Immortalité. Ménandre, disciple de Simon le magicien, se vantait de donner un baptême qui rendait immortel. On fut bien vite détrompé. Les Chinois sont persuadés qu’il y a quelque part

 
Immortalité
Immortalité
 
une eau qui empêche de mourir, et ils cherchent toujours ce breuvage d’immortalité, qui n’est pas trouvé encore.
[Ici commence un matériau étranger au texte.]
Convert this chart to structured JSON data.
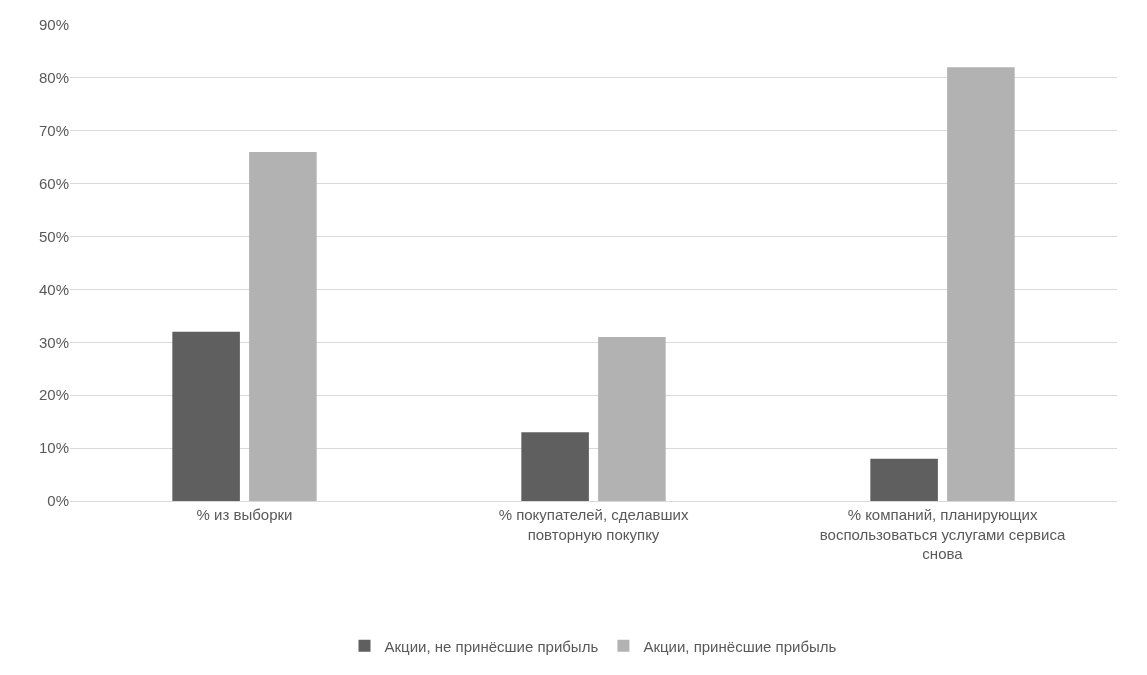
{
  "chart_data": {
    "type": "bar",
    "categories": [
      "% из выборки",
      "% покупателей, сделавших повторную покупку",
      "% компаний, планирующих воспользоваться услугами сервиса снова"
    ],
    "series": [
      {
        "name": "Акции, не принёсшие прибыль",
        "color": "#5f5f5f",
        "values": [
          32,
          13,
          8
        ]
      },
      {
        "name": "Акции, принёсшие прибыль",
        "color": "#b2b2b2",
        "values": [
          66,
          31,
          82
        ]
      }
    ],
    "ylim": [
      0,
      90
    ],
    "yticks": [
      {
        "value": 0,
        "label": "0%"
      },
      {
        "value": 10,
        "label": "10%"
      },
      {
        "value": 20,
        "label": "20%"
      },
      {
        "value": 30,
        "label": "30%"
      },
      {
        "value": 40,
        "label": "40%"
      },
      {
        "value": 50,
        "label": "50%"
      },
      {
        "value": 60,
        "label": "60%"
      },
      {
        "value": 70,
        "label": "70%"
      },
      {
        "value": 80,
        "label": "80%"
      },
      {
        "value": 90,
        "label": "90%"
      }
    ],
    "grid": "y",
    "legend": "bottom"
  }
}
Les Strulldbrugges ou immortels de Gulliver, sont fort malheureux de leur immortalité. La même pensée se retrouve dans cette légende des bords de la Baltique : — À Falster, il y avait autrefois une femme fort riche qui n’avait point d’enfants. Elle voulut faire un pieux usage de sa fortune, et elle bâtit une église. L’édifice achevé, elle le trouva si bien qu’elle se crut en droit de demander à Dieu une récompense. Elle le pria donc de la laisser vivre aussi longtemps que son église subsisterait. Son vœu fut exaucé. La mort passa devant sa porte sans entrer ; la mort frappa autour d’elle voisins, parents, amis et ne lui montra pas seulement le bout de sa faux. Elle vécut au milieu de toutes les guerres, de toutes les pestes, de tous les fléaux qui traversèrent le pays. Elle vécut si longtemps qu’elle ne trouva plus un ami avec qui elle pût s’entretenir. Elle parlait toujours d’une époque si ancienne que personne ne la comprenait. Elle avait bien demandé une vie perpétuelle ; mais elle avait oublié de demander aussi la jeunesse ; le ciel ne lui donna que juste ce qu’elle voulait avoir, et la pauvre femme vieillit : elle perdit ses forces, puis la vue, et l’ouïe et la parole. Alors elle se fit enfermer dans une caisse de chêne et porter dans l’église. Chaque année, à Noël, elle recouvre, pendant une heure, l’usage de ses sens ; et chaque année, à cette heure-là, le prêtre s’approche d’elle pour prendre ses ordres. La malheureuse se lève à demi dans son cercueil et s’écrie : a Mon église subsiste-t-elle encore ? — Oui, répond le prêtre. — Hélas ! » dit-elle. Et elle s’affaisse en poussant un profond soupir, et le coffre de chêne se referme sur elle[1].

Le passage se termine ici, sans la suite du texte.